30 sept Bertrand Gauguet ベルトラン・ゴーゲ
Bertrand Gauguet est musicien et docteur en histoire de l’art. Depuis le début des années 2000, il est présent comme saxophoniste sur la scène européenne des musiques expérimentales et improvisées.
Il compose également de la musique électronique pour la danse, la radio, la vidéo et le cinéma. En parallèle, il enseigne les pratiques artistiques sonores et l’histoire de l’art contemporain à la Haute école des arts du Rhin.
Bertrand Gauguet a séjourné à la Villa Kujoyama de juillet à décembre 2011. Son projet portait sur le précepte bouddhiste Ichi Nyo Suizen : souffler et méditer ne sont qu’un seul et même geste. Pendant son séjour, Bertrand Gauguet a appris le shakuhachi (flûte droite en bambou) auprès d’un maître qui lui a enseigné le répertoire honkyoku (morceaux de musique écrits par des moines zen dès le 13ème siècle) et lui a permis d’expérimenter le suizen. S’imprégnant de la culture et de la scène électroniques japonaises il a entamé, lors de sa résidence, son deuxième album intitulé Shiro, sorti en 2014.

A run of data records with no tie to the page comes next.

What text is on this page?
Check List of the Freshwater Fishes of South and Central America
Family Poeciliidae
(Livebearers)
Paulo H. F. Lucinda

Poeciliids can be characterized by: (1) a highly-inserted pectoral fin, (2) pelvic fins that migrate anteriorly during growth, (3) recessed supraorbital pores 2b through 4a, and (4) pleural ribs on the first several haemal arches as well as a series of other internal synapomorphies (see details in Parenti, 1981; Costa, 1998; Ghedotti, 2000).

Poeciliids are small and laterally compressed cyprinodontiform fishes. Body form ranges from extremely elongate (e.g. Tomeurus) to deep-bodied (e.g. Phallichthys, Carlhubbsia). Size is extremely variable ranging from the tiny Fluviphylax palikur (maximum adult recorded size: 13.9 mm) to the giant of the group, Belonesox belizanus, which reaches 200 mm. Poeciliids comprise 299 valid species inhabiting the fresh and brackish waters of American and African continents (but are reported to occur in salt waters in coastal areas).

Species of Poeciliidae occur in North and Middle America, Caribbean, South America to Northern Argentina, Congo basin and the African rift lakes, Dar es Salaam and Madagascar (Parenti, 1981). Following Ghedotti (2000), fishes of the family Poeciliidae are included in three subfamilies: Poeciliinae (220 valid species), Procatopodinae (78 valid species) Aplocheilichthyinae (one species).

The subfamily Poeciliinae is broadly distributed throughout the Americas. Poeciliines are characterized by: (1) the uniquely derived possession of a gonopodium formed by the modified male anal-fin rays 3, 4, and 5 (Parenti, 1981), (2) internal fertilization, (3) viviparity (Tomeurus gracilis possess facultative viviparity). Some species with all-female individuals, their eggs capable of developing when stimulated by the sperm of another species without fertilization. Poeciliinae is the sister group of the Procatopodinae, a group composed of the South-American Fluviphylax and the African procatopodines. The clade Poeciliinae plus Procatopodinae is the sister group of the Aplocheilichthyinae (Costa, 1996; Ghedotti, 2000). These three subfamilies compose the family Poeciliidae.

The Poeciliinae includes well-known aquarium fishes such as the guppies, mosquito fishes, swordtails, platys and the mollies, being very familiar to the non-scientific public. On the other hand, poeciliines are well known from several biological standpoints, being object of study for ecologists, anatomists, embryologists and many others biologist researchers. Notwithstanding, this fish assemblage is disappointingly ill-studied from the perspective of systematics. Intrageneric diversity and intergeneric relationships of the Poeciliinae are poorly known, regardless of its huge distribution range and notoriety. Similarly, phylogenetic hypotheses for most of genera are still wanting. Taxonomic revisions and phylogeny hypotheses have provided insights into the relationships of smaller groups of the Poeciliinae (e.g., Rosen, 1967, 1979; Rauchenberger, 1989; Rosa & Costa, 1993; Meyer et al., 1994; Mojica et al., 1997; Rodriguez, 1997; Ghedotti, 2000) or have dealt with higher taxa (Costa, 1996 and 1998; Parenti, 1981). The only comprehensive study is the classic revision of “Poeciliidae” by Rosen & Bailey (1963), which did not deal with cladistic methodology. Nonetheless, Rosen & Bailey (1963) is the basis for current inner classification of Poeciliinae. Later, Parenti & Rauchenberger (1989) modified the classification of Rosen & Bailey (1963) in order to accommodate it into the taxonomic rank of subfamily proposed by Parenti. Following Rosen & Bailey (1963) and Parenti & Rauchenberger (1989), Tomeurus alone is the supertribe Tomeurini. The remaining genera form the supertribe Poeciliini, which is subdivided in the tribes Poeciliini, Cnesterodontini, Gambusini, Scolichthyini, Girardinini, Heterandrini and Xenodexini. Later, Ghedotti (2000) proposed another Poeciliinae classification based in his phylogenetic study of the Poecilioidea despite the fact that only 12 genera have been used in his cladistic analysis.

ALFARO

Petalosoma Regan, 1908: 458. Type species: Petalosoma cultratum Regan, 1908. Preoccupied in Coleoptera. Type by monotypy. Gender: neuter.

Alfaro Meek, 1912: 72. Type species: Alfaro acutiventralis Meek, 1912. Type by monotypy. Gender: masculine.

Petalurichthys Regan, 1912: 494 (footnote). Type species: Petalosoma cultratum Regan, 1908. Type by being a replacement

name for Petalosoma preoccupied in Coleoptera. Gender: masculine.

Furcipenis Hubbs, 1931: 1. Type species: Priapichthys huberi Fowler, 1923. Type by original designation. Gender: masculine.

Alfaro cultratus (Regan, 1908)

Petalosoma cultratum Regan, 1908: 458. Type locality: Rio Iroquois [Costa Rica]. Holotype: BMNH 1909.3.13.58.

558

Bertrand Gauguet a collaboré avec Christian Merlhiot, cinéaste résident à la même période, en composant la partition sonore de ses films Slow Life (réalisé à la Villa Kujoyama) puis Ningiuq.
Entretien avec Bertrand Gauguet
– Pourquoi aviez-vous eu envie de participer au programme de résidence de la Villa Kujoyama ?
D’abord je voulais partir… loin. Je voulais vivre une expérience de décentrement, de dépaysement. En cela le programme de la Villa Kujoyama répondait parfaitement à ce souhait. Mon projet initial était nourri par le désir d’approcher une autre culture sonore et musicale, notamment à travers le Suizen (Zen par le souffle) que j’espérais expérimenter en lien avec ma pratique du saxophone. Il y avait aussi le projet de marcher pour collecter des sons et m’imprégner de toute une culture de l’électronique Made in Japan.
C’était ma première fois au Japon. Depuis l’adolescence, ce pays et sa culture me fascinent. Plus particulièrement sa musique traditionnelle comme le Gagaku, la musique d’accompagnement du Nô ou encore le honkyoku qui est un répertoire solo pour le shakuhashi (flûte en bambou). C’est ce rapport au temps et à l’espace si particulier dans la musique japonaise qui m’intéresse. Je voulais l’approcher. Ensuite il y a aussi la littérature, le cinéma, les jardins, la cuisine, la technologie…
– Quelles techniques musicales avez-vous découvertes au Japon ? Comment votre travail a-t-il évolué ?
Durant la résidence, j’ai étudié le shakuhachi et son répertoire auprès de Kurahashi Yoshio qui vit et enseigne à Kyôto. J’ai appris à jouer de cet instrument et à lire les partitions qui reposent sur d’autres systèmes de notation que ceux de la musique occidentale. Bien que le saxophone et le shakuhachi soient l’un et l’autre des aérophones, la technique du souffle est sensiblement différente et ce sont deux cultures instrumentales totalement éloignées. Ce qui m’a intéressé, c’est de pouvoir transposer sur le saxophone non pas des techniques propres au shakuhachi mais plutôt un état d’esprit, une autre pensée de la musique et du son en particulier.
L’écriture de l’album Shiro, lors de mon séjour à la Villa Kujoyama, est également née de la pratique du Suizen. Il s’agissait de faire se croiser les recherches que je développe au saxophone depuis une quinzaine d’années avec ce que j’ai pu découvrir en étudiant le honkyoku. Shiro est notamment construit sur le phénomène des battements acoustiques.
– Quelle influence a eu ce séjour sur la suite de votre travail ? Quels liens entretenez-vous aujourd’hui avec le Japon ?
J’ai pu aborder le répertoire du honkyoku et m’approcher du suizen qui était vraiment la dimension qui m’intéressait. Ainsi j’ai pu ressentir une autre conception de la musique.
Je suis retourné au Japon en septembre 2013. J’ai pu faire deux concerts à Tokyo avec des musiciens que j’avais rencontrés la première fois. Je garde un lien très fort avec le Japon, c’est un pays qui, dans ses paradoxes, me questionne. C’est un pays où j’aime me trouver.